I would probably wait till there is a clear reversal, this is in a clear downtrend and who knows how low this thing can go.


----------



## Rainman (12 September 2018)

skc said:


> View attachment 70040
> 
> 
> Ooops.




The performance of Montgomery's funds is very ordinary.  Most of the funds are either barely outperforming the market - like by 100 bps - or are severely lagging the market after fees:  https://rogermontgomery.com/investing-with-montgomery/.

Roger himself talks a good game.  But many of his investors would have been better off in an index fund.


----------



## The Triangle (28 September 2018)

leyy said:


> I would probably wait till there is a clear reversal, this is in a clear downtrend and who knows how low this thing can go.



Apparently 29 cents!  Win some lose some.  Bought more today and that will be it for my holding.


----------



## leyy (2 October 2018)

The Triangle said:


> Apparently 29 cents!  Win some lose some.  Bought more today and that will be it for my holding.




Still to early to say The Triangle, it looks lie you are trying to catch a falling knife.

If it closes above 38 cents i would be more interested in an entry.

good luck though.


----------



## The Triangle (23 August 2019)

Fantastic results.  40 million writeoff and sp up 25%!  Guidance hit otherwise.  Worth the wait.  

Cash generation put towards debt which went from 55 million to 43 million and they still had 3 more million to add to existing cash balance.   Net debt now at 28 million.


----------



## greggles (15 June 2021)

Isentia Group enters into Scheme Implementation Deed with AIM-listed Access Intelligence Plc, under which it is proposed that Access Intelligence will acquire 100% of the share capital in Isentia it does not already own by way of a Scheme of Arrangement for 17.5c per share in cash.






The ISD share pirce has been languishing ever since it collapsed in late October last year after a cyber security incident disrupted services within its SaaS platform Mediaportal.
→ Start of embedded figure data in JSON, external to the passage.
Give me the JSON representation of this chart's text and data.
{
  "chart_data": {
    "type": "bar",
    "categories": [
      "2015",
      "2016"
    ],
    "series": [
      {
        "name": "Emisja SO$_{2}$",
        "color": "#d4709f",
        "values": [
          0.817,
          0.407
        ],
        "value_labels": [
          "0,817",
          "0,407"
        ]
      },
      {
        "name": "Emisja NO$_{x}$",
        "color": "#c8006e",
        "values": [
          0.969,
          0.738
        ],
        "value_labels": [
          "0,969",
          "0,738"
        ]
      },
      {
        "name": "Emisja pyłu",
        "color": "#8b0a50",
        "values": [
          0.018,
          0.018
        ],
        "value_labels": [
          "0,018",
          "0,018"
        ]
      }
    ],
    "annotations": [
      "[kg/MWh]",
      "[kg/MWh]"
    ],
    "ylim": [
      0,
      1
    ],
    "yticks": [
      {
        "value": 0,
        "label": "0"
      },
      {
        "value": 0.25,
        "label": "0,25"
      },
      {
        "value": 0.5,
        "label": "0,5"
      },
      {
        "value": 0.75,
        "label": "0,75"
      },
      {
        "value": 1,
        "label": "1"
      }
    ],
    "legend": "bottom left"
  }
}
Since then, the market has lost confidence and the share price has suffered as a result.

This deal looks like a good result for everyone, especially shareholders who were unlikely to see 17.5c anytime soon. ISD closed on Friday at 6.8c. If I was a shareholder I'd be pretty happy with this outcome.


----------



## The Triangle (19 June 2021)

Im not happy with this result - however I accept that ISD must be performing horrifically.   I had nibbled more at isd over the past 6 months but still have an average price in the mid 20s.   

Its a bit suspect that the company was so accepting of the recent hack.  No threats of legal action.  No suggestion of responsibility.

The drop to 7 cents last month on no news was also suspect....?

The complete lack of corporate updates....?

The renegotiated debt last year then the admission last week that a recap was likely needed....?

Sold 1/2 and will probably wait on independent report.  It won't be a fair or reasonable offer in my opinion but they'll suggest to take it and throw up a line about going concern.   

Ill avoid investments where i see these board members or executives again.  

Oh well.  Can't win on every company.  

Considering you can buy for 16.5 or 17.0 I wonder why the acquirer is not buying more shares on market?


----------



## System (3 September 2021)

On September 2nd, 2021, iSentia Group Limited (ISD) was removed from the ASX's Official List in accordance with Listing Rule 17.11, following implementation of the scheme of arrangement between ISD and its shareholders in connection with the acquisition of all the issued capital in ISD by Access Intelligence plc.


----------